Well looking back at all the weekends and my first drive and my first sip of
alcohol, it all seems to have gone so fast :(!

------
andreyf
Yuk, why doesn't it bother anyone that this is proposing a say-so theory
without any suggestions for testing it? Truth isn't truth if it isn't
falsifiable. Instead, how about:

In hindsight, length of time is perceived as change in world view. The more
your mental state has changed in a given period of time, the longer it seems.
The reason the decade from 5 to 15 seem so much longer than 55 to 65 is
because of the drastic changes in your world view that occur during childhood.
It's the same reason not a lot of 5 year olds are friends with 15 year olds,
yet I imagine most 55 year olds can be good friends with most 65 year olds.

This hypothesis would predict several micro and macro phenomena which are
testable:

For the micro scale, two groups of subjects are placed into an environment
with no way of tracking time (no windows, no clocks) for a month.

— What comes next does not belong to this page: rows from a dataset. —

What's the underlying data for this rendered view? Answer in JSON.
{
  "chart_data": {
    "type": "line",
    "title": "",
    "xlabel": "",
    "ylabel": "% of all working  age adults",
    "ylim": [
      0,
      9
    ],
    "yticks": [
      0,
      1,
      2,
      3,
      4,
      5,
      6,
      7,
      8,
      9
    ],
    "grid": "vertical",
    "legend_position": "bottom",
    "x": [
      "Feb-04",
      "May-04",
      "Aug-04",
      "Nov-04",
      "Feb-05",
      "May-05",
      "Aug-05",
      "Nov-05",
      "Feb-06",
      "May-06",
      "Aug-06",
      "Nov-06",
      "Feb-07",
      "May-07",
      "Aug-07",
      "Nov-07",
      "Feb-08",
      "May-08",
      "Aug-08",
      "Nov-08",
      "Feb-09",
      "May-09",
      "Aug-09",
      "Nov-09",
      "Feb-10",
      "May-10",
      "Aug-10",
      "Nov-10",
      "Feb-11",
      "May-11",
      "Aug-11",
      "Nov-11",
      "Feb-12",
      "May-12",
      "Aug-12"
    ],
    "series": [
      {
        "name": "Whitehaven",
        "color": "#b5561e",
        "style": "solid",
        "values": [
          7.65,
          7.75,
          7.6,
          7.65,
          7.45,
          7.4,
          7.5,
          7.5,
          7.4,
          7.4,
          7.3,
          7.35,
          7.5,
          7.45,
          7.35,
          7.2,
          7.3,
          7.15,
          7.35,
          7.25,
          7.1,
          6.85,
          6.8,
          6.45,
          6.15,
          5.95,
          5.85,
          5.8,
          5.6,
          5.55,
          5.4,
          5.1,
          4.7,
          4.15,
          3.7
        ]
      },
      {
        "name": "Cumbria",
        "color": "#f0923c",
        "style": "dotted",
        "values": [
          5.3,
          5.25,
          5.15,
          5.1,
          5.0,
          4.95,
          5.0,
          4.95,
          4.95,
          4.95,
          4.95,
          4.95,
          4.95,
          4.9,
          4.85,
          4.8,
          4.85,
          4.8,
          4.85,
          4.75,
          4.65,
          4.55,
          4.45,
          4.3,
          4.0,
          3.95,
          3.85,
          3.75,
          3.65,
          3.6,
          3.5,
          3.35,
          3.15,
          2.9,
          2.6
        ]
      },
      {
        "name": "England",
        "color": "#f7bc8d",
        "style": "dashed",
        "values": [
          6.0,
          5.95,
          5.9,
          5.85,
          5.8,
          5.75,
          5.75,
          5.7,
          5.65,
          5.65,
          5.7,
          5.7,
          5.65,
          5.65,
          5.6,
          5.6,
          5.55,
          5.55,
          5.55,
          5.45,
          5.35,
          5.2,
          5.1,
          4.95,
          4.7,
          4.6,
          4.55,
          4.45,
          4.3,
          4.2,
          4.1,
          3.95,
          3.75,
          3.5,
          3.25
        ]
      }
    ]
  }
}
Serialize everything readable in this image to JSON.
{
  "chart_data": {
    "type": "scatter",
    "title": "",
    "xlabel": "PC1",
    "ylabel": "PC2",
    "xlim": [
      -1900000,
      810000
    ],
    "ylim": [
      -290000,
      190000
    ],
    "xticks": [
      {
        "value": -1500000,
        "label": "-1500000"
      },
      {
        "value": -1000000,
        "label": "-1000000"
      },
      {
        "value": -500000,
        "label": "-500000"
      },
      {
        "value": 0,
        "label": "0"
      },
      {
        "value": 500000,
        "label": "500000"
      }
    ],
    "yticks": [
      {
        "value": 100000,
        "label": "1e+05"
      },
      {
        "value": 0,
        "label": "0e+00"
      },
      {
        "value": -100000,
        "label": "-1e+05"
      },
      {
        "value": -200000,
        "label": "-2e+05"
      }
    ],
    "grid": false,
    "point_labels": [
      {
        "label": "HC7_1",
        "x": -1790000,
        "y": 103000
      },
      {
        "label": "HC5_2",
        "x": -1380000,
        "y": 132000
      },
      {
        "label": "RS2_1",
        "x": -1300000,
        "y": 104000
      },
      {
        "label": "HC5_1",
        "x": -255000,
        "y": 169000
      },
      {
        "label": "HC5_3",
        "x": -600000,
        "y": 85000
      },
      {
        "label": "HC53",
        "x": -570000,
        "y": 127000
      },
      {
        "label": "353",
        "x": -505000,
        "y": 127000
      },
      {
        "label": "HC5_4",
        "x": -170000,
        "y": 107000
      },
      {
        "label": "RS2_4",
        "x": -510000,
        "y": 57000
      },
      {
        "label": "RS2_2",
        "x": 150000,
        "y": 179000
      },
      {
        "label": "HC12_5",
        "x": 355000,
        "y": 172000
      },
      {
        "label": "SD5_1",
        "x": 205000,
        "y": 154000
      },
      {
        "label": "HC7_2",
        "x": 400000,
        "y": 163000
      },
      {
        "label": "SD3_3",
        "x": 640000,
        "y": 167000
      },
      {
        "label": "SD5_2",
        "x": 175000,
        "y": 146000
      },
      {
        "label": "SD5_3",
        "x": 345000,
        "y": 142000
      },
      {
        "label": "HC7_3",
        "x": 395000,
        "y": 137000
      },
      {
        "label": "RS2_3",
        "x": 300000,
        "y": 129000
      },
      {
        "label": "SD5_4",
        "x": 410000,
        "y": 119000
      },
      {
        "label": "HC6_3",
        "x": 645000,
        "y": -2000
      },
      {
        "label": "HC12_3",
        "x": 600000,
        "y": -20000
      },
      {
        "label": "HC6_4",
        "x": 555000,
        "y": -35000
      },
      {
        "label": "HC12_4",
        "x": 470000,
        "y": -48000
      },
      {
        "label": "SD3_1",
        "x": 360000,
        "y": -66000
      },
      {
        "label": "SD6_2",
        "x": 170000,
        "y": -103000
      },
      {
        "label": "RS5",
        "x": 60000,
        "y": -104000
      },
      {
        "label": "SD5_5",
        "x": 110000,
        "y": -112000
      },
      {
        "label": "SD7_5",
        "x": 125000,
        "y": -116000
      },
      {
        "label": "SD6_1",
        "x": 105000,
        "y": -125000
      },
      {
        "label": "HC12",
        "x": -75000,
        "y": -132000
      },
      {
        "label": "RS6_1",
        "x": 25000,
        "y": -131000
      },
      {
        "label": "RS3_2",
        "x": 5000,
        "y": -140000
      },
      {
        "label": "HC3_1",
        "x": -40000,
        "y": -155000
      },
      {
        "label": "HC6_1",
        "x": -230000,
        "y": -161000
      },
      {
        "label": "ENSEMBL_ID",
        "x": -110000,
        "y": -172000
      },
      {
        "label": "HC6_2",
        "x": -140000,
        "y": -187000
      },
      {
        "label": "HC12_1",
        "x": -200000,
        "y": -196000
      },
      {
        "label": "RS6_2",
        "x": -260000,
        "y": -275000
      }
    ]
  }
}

The control
group is provided with books/TV shows/news programmes of their choice, asked
to _pick ones that they've read/seen_ and enjoy. The test group is asked to
pick books/programmes they think they'll enjoy, but have never read or seen.
After about a week, notable events are planned - maybe the light bulb burns
out, or the sheets are changed to ones which are bright red, or maybe the food
in the cafeteria changes. At the end of the month, the person is asked to
estimate the amount of time that passed between certain events. If the
hypothesis is correct, the control group should perceive less time having
passed between the events compared to the test group.

For the macro scale, my theory would predict people with monotonous,
repetitive, jobs to experience the effects of "time passes faster with aging"
more than those which expose them to new phenomena. So a Java-only career
engineer will experience the effect more than someone who spends time learning
new languages.

------
quizbiz
I would be very interested in techniques used to make lengths time feel
slower. Productive but stretched out. To what extent can we control our
perception of time?

------
iterationx
I think its because tasks take longer as an adult. For example to accomplish
something as a child takes a few hours, homework for example. But to
accomplish something significant as an adult could take months or years, like
software. So I think we appear to have less time because we can only get 4
significant tasks accomplished a year instead of say 100.

------
kqr2
My take: As we become older, we become more aware of our mortality, in other
words, time is running out; therefore time seems to go by faster just like it
does when you procrastinate right before a deadline.

If we were immortal, I wonder if we would continue to perceive that times go
by faster?

------
tybris
Because our lives tend to become less interesting (as in: new experiences)
over time.

------
helveticaman
Thank goodness. Highschool and elementary are shitty times for nerds.

------
4n00n
The relative term is called tangential acceleration.